My own work with Design Sprints has been wonderful and challenging. I’ve partnered with some amazingly talented people (Adrienne Guillory and Cindy Ramirez to name a few) to explore and promote the method. We’ve even worked out a 3-5 week process for combining design sprinting, innovation workshops and code sprinting for a complete MVP solution. I’m a vocal advocate of the approach.
How do you maintain design standards whilst staying current and innovative?
There’s an entire team dedicated to maintaining an enterprise design library (EDL). They frequently engage Sabre’s greater design/developer communities to align them on branding changes, form factor considerations and new UI standards. They work tirelessly to keep the library updated and relevant.
How does prototyping come into the UX design process at Sabre?
Prototyping is a standard deliverable for user experience design at Sabre, but it usually depends on the context and nature of the project. Analog and low-fidelity sketching is widely used to explore problem spaces with ideation and perspective from everyone involved. Medium to high fidelity prototypes evolve as our project teams work on solidifying use cases and interface components. Our EDL is heavily leveraged during this phase.

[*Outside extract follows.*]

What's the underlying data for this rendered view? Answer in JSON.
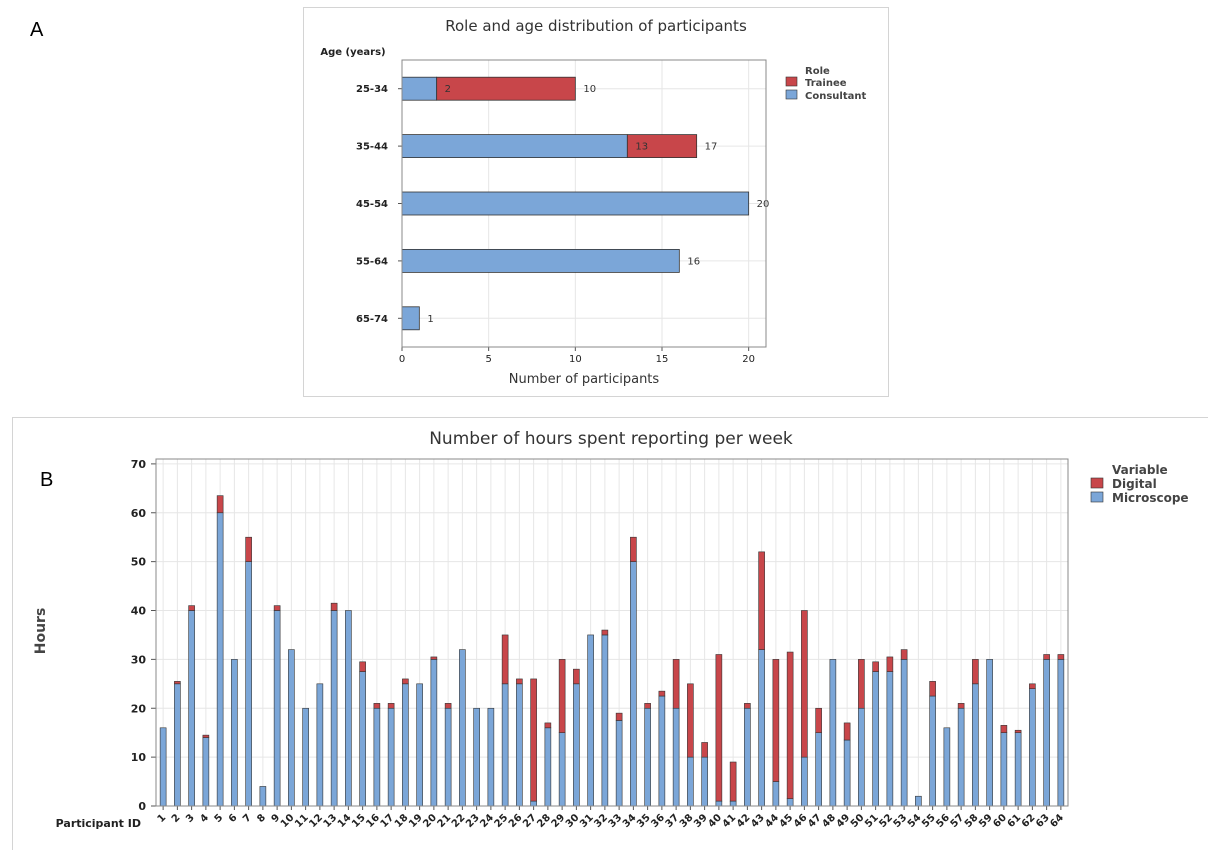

We also incorporate various levels of inquiry and research into our design process. This helps inform our decision-making process, understand client requests, and bolster our rationale for pursuing particular design directions. These benefits roll up into our final deliverables, be they prototypes, roadmaps or digital composites.
Learn how to create your Agile product roadmap with Justinmind here.

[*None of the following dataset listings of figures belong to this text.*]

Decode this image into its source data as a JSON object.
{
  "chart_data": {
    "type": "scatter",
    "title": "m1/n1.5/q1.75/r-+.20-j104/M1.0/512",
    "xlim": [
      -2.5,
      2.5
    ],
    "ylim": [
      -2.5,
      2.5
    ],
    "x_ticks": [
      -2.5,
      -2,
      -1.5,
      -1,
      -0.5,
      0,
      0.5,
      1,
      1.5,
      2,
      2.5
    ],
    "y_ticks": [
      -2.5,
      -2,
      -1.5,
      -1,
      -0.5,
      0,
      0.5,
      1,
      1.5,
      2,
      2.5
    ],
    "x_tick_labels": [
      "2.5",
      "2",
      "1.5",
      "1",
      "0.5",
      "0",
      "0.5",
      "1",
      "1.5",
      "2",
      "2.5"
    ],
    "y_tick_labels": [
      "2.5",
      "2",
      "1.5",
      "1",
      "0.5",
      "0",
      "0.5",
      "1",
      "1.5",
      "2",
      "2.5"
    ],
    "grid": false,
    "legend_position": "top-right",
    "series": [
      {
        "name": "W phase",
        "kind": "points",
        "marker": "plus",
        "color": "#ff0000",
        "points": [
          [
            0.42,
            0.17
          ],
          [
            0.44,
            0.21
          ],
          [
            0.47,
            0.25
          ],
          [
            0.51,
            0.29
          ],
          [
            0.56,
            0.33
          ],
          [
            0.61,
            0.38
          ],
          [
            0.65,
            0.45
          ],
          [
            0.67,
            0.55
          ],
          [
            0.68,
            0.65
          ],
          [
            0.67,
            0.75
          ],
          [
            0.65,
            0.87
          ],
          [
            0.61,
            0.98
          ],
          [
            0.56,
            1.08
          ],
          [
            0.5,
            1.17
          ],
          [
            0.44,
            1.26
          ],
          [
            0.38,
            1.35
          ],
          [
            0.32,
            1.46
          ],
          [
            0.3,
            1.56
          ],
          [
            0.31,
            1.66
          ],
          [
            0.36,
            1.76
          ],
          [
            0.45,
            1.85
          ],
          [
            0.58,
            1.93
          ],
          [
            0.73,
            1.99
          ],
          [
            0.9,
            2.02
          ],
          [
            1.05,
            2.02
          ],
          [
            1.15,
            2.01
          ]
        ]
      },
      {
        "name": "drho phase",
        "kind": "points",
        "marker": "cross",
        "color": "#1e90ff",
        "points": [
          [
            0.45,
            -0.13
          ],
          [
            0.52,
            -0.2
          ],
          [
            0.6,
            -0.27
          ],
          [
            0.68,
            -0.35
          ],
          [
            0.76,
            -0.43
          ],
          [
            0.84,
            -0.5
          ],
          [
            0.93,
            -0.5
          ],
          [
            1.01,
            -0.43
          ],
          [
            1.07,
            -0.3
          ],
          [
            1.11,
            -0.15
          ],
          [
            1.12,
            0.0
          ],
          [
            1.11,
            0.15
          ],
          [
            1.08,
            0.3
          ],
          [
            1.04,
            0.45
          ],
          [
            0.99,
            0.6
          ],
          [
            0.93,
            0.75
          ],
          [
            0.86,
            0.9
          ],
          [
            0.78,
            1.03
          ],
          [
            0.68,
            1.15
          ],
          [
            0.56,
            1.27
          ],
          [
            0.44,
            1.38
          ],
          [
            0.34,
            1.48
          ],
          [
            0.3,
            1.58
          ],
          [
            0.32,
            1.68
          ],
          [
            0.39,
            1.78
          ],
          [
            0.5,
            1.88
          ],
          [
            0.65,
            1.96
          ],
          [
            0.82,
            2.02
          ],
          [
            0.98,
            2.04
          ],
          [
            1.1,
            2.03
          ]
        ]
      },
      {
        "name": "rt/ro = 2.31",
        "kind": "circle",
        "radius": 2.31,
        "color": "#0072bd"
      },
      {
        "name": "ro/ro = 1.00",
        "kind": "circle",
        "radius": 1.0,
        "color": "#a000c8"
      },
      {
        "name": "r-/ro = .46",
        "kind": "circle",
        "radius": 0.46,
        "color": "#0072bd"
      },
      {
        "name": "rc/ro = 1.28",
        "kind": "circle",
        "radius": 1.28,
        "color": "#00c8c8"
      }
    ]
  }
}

Tell us about a time you overcame a problem or met a challenge at Sabre.
My biggest challenges have been incorporating servant leadership and emotional intelligence into what I do.
I work with and manage a lot of amazing designers and subject matter experts. Each of them are unique with what they bring to the table. It’s my job to advocate on their behalf, positioning them for personal and professional success in what they aim to do. If I get it right, I’m approaching each of my colleagues in a respectful manner that engages and empowers them. If I’m doing it wrong… I take a step back, reconsider my approach, and seek feedback.
Getting that honest, critical feedback is the most important (and difficult) part of evaluating my performance. I’m nowhere near perfect or close to it. However, I have an ongoing interest in improving my communication and approach with others I work with. If I can’t work on becoming a better manager, coach and mentor to those that count on me, then what’s the point?
Having 20+ years of experience doesn’t excuse me or anyone else from reconsidering how one goes about their business. What matters most is what you bring to the table today, not yesterday.
You’re presenting at this year’s Big Design conference about playing to people’s strengths and investing in UX designers that aligns with servant leadership. Can you elaborate?
I’ve been experimenting with different approaches to managing others to better define what it means to be a servant leader in user experience. My journey has explored StrengthsFinder, goal mapping, individual brand statements and team norms. In my Big Design presentation, I’ll be showcasing these approaches as well as interviews I’ve done with other UX leaders on their approaches to managing others. I’m also suggest some activities to operationalize the basic tenants of servant leadership in the workplace.
Overall, the most rewarding part my work has been investing in our individual designers and learning from their perspectives. I’ve always encouraged them to explore and integrate different subject matter into their work, and I enjoy learning from their individual interests and pursuits. In fact, I now know more about augmented reality, artificial intelligence, block chain, service design and connected intelligence than I ever have at any point of my career. I also have a stack of books and online articles to read every week. It’s been amazing.